Now, this is important for every person in this pandemic who has exchanged a dark suit for stay-at-home sweats, who has felt worry wear away at him, who has veered between endurance and despair, who has felt unstrung and yet found the wherewithal to say to himself, “I’m trying.” NFL football is no more or less dog-eat-dog, quarterless and compassionless than your daily life. It is simply a compressed, stage-lit version of it. And in thinking about how to deal with your no-quarter burdens, better to listen to Prescott than Bayless.
“Our adversities, our struggles, what we go through is always going to be too much for ourselves and maybe too much for even one or two people,” Prescott said. “But never too much for a community or too much for people in the family that you love. So you have to share these things.”
Prescott understands something critical about admitting weakness: It’s the only path to real strength. If you doubt him on that, listen to Brené Brown, a research professor who studies human performance and counsels high-pressure professionals ranging from NFL players to trauma surgeons to Special Operations forces.

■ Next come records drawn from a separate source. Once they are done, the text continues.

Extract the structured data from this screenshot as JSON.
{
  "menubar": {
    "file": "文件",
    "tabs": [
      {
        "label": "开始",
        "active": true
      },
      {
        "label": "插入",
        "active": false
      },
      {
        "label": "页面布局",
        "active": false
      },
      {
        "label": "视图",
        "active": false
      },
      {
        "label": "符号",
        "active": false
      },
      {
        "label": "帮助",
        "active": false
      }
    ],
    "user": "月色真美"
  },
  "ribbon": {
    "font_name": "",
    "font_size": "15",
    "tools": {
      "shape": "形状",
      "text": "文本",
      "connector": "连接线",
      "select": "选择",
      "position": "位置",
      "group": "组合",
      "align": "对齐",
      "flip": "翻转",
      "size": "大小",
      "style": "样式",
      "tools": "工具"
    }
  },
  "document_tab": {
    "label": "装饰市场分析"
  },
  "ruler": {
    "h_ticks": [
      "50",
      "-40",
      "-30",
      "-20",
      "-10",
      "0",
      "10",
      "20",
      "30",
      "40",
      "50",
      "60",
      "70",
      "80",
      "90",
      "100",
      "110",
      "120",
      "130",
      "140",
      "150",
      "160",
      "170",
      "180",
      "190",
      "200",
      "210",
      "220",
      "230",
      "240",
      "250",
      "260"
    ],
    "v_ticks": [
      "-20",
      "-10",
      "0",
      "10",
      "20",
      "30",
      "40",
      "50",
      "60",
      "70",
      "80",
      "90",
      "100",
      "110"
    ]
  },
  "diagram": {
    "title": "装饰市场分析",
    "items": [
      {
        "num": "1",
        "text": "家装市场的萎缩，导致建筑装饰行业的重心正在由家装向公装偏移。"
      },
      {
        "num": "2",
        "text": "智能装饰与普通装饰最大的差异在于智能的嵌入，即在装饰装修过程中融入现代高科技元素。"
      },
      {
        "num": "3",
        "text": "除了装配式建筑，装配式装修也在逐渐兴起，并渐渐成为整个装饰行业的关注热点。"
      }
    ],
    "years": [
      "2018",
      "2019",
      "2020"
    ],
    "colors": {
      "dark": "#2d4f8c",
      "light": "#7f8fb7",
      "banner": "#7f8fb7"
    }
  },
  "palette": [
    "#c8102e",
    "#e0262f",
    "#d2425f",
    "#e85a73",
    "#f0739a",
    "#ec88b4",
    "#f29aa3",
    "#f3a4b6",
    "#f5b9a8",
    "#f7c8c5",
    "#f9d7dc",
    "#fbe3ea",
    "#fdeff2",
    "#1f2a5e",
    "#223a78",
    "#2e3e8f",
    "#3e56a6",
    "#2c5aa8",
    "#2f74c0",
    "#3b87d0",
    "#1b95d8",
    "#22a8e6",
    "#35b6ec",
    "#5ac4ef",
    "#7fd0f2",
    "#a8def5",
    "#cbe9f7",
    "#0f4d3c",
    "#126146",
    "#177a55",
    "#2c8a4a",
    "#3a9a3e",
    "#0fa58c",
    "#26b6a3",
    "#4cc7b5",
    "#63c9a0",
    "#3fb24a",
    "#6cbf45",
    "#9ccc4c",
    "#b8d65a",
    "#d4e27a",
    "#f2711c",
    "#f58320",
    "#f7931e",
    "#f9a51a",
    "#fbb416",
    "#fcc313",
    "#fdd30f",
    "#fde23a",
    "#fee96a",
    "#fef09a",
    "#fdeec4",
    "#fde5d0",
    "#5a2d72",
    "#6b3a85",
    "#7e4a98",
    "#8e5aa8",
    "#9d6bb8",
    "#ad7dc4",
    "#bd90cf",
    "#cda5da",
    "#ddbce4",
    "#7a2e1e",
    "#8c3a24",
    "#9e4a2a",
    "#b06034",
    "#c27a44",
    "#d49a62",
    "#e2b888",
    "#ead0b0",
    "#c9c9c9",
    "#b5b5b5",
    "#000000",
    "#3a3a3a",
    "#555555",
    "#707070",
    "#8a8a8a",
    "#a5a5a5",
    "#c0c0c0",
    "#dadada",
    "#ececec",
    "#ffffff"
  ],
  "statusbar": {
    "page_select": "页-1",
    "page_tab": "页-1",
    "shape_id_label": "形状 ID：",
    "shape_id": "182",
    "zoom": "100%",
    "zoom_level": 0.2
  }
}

“Vulnerability is not weakness. It’s our most accurate measure of courage,” she said recently during a podcast with Seattle Seahawks Coach Pete Carroll, who regularly brings her in to speak to his team. To illustrate what she means by this, Brown tells the story of a visit to Fort Bragg to talk to soldiers there. She asked them a simple question.
“Give me a single example of courage from your own life, or that you witnessed in anyone else’s life, that did not require uncertainty, risk and exposure,” she said.
Rarely has a player been as vulnerable as Prescott made himself this season, in multiple ways. He was playing on a one-year franchise tag because he declined a handsome offer: The Cowboys wanted to wrap him up to a long-term deal, but Prescott wanted the freedom to get out from under it in four years, to preserve his self-determination and the leverage his singular talent is worth — only Tom Brady and Russell Wilson have won more games since 2016. All he did under that self-imposed pressure was lead the league with 1,690 passing yards through his first four games, including at least 450 yards in three of those games, and play with such abandon that he was struggling for one more yard when Ryan pinned him.
But most importantly, what Prescott did in this shortened season was give every player in the NFL the permission to expose his chest, to look at his own emotional landscape with candor. It’s the people who are able to do this who become the most persuasive leaders — in all walks, not just on the field — because they are authentic, not just plastic-skinned, eggshell-egoed imitations of what they think strong is supposed to be. All of us muster situational energies to get through hard days, but they flag, and we try to artificially sustain them at our peril.
“That passion, that fire can keep you alive, or it can burn down the barn,” Brown told Carroll. “And show me a man or woman that wants to control fire, and I’ll show you a liar.”
People, players included, sense the liars. Great leaders such as Prescott have the interior security of knowing they have addressed their weaknesses, not hidden from them. This enabled him to cast a mighty projection this season. And it will no doubt enable a hell of a comeback.